Its ability to store and share comparative data has enabled a lot of research, including the simultaneous publication of 28 scientific papers in December 2014 by the Avian Phylogenomics Consortium, led by Erich Jarvis of Howard Hughes Medical Institute at Duke University.
Researchers can choose to share data with other collaborators or with the scientific community. Those growing open data sets are beginning to be mined by researchers, said Merchant.
"The future is: We are going to enable a lot more data expeditions where people are trying to do interesting things with data they were not able to do before," he said.
Expeditions are already underway in "virtual classrooms" where students are taught how to navigate the world of big data using tools and data from Cyverse.
Rachel Gallery, an assistant professor of microbial ecology at the UA teaches a course called Ecoinformatics in conjunction with Kathryn Docherty, an assistant professor of biological sciences at Western Michigan University.
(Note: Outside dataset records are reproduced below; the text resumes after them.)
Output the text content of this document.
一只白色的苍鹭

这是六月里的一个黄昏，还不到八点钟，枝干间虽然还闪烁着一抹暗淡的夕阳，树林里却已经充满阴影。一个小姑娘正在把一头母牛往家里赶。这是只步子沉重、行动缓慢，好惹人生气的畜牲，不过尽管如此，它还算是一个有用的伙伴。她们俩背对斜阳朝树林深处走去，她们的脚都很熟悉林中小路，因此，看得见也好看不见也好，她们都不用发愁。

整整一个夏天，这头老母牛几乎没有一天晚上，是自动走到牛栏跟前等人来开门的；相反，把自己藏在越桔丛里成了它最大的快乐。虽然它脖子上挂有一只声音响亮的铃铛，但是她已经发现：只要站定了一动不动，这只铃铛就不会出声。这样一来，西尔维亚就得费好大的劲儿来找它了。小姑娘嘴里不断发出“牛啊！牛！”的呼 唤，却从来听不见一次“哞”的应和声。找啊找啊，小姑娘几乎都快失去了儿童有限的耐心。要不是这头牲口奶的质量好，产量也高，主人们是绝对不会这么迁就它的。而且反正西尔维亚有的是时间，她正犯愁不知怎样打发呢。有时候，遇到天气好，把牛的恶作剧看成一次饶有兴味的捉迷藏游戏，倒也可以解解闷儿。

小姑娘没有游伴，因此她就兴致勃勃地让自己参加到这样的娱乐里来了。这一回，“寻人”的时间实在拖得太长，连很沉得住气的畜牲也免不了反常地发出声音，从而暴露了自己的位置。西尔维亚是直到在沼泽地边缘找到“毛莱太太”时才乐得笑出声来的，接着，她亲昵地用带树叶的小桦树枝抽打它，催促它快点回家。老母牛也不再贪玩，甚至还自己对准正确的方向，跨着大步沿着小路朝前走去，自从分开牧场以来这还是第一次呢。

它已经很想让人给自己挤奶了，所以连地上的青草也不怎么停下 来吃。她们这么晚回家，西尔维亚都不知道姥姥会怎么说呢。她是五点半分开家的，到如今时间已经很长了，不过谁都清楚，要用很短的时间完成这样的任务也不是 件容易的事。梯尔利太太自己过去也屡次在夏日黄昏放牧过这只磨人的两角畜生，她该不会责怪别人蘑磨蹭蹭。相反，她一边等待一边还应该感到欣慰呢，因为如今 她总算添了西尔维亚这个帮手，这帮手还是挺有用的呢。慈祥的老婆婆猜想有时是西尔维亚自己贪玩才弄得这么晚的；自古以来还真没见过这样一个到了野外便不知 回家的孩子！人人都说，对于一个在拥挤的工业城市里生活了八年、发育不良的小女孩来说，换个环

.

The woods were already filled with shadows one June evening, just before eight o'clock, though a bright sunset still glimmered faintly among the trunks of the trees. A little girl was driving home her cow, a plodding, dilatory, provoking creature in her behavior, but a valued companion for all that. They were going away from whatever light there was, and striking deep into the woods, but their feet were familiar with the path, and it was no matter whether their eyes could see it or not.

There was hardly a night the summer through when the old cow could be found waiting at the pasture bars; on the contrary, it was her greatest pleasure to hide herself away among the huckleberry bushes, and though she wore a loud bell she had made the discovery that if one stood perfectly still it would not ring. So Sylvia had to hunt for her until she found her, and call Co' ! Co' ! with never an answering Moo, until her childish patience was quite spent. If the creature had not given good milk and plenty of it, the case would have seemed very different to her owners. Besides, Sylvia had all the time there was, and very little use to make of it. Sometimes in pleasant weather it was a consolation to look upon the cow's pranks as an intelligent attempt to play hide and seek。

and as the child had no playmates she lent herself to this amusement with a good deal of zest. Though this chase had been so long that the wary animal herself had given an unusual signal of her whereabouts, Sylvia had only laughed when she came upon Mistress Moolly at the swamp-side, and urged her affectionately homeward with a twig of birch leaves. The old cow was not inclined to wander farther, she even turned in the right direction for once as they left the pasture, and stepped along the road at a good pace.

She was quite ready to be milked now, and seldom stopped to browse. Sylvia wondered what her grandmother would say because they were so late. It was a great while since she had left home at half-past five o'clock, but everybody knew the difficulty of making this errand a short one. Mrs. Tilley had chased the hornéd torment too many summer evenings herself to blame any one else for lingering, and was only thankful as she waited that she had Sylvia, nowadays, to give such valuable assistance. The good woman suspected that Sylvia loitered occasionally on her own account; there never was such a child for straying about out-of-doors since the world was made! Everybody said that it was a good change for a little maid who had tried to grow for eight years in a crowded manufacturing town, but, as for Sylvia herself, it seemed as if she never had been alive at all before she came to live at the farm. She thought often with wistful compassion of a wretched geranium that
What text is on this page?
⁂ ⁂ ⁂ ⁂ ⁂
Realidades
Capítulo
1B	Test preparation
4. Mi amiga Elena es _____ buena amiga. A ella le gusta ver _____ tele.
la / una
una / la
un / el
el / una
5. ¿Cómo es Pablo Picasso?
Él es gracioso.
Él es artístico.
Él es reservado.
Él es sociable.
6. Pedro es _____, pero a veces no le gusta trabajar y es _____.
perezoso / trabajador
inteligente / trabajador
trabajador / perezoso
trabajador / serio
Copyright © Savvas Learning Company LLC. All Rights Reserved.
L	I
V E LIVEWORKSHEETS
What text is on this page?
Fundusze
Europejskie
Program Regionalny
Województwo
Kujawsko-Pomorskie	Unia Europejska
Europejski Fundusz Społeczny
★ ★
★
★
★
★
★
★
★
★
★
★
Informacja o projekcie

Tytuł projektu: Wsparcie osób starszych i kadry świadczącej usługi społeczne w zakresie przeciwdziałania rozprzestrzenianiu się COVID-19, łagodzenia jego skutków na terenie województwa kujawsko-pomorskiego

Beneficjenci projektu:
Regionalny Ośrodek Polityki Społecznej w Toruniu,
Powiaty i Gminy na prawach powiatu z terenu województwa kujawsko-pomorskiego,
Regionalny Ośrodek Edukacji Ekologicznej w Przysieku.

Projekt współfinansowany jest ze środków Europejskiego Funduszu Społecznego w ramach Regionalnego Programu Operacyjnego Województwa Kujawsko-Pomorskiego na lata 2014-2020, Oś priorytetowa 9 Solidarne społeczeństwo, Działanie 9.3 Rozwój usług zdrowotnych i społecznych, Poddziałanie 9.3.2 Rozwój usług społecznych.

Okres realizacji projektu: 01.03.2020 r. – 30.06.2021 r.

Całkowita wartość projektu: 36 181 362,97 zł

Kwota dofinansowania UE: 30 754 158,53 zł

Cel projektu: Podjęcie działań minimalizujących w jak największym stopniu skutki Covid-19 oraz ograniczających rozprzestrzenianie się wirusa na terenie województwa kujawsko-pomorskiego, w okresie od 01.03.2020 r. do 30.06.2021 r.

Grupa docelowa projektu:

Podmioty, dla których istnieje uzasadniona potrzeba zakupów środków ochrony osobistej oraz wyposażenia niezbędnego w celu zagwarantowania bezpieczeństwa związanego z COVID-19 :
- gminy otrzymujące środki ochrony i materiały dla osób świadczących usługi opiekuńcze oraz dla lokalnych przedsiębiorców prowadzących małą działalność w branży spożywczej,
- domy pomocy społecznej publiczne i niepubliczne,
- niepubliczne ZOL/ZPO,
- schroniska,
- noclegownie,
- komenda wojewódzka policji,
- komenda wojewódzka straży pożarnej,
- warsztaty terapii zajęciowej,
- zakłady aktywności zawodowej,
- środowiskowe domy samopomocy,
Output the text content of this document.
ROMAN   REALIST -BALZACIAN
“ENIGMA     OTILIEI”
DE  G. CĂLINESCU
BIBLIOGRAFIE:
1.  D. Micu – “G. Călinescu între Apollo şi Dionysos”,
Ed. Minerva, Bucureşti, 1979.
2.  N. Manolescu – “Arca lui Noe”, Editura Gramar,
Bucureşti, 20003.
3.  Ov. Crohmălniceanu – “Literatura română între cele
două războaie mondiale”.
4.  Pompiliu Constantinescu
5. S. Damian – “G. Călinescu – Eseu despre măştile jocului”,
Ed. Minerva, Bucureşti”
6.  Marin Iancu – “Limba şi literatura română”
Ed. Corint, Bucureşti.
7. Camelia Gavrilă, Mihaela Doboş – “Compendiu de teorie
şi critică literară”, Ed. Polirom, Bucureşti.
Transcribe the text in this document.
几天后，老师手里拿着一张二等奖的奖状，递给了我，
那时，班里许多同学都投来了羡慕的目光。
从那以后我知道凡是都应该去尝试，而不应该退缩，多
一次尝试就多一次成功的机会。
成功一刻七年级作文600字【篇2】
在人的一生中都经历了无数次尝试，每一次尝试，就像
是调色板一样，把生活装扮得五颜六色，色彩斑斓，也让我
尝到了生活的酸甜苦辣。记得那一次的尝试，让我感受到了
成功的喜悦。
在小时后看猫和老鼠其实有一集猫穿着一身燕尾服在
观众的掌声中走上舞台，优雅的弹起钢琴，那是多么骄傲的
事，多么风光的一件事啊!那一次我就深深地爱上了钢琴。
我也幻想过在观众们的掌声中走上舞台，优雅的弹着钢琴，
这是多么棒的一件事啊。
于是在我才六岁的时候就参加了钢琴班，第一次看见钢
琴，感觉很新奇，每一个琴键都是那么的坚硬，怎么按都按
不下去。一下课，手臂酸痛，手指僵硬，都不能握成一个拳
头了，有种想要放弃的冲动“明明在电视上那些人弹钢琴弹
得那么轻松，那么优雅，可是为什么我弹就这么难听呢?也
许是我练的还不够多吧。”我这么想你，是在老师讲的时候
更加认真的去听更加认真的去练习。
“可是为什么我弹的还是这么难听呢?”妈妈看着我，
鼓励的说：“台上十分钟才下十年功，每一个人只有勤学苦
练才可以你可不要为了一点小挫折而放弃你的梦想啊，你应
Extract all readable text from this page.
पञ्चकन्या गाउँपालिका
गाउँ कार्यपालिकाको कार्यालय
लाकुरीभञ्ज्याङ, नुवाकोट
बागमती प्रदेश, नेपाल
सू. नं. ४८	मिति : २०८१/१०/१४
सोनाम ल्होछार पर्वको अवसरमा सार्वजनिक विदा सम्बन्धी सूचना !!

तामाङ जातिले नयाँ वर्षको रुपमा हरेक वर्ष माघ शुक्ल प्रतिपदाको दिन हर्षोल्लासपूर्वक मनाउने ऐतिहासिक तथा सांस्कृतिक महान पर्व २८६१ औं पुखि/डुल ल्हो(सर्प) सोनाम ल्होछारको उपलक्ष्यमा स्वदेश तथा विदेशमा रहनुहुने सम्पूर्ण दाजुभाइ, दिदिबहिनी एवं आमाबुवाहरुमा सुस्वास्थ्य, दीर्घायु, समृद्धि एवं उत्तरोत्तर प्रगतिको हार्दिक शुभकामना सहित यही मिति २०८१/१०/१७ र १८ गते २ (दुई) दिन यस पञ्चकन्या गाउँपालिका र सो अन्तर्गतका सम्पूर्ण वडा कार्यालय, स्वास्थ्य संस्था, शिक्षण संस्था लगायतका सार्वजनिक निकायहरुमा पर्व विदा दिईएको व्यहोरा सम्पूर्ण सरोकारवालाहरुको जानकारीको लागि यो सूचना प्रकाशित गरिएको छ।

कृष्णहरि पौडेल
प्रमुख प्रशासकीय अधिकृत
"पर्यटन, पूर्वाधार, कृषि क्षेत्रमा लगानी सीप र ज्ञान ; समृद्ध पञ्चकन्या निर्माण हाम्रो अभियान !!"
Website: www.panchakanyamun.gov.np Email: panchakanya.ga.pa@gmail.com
When the course was taught last spring, the students published a paper on variation in soil microbe populations in the peer-reviewed, scientific journal PLOS ONE.
Gallery said publication was an expectation of the course.
"If we work towards a goal of a manuscript, then people become more invested and the likelihood of success goes up," Galley said.
The class used data that was open to the public and provided by the federally funded National Ecological Observatory Network. Both Gallery and Docherty are former NEON scientists and saw their archived work as an opportunity for students to learn how to work with data outside of their comfort zones.
"It's incredibly challenging for students to work with data sets that they themselves haven't been involved with collecting," Gallery said.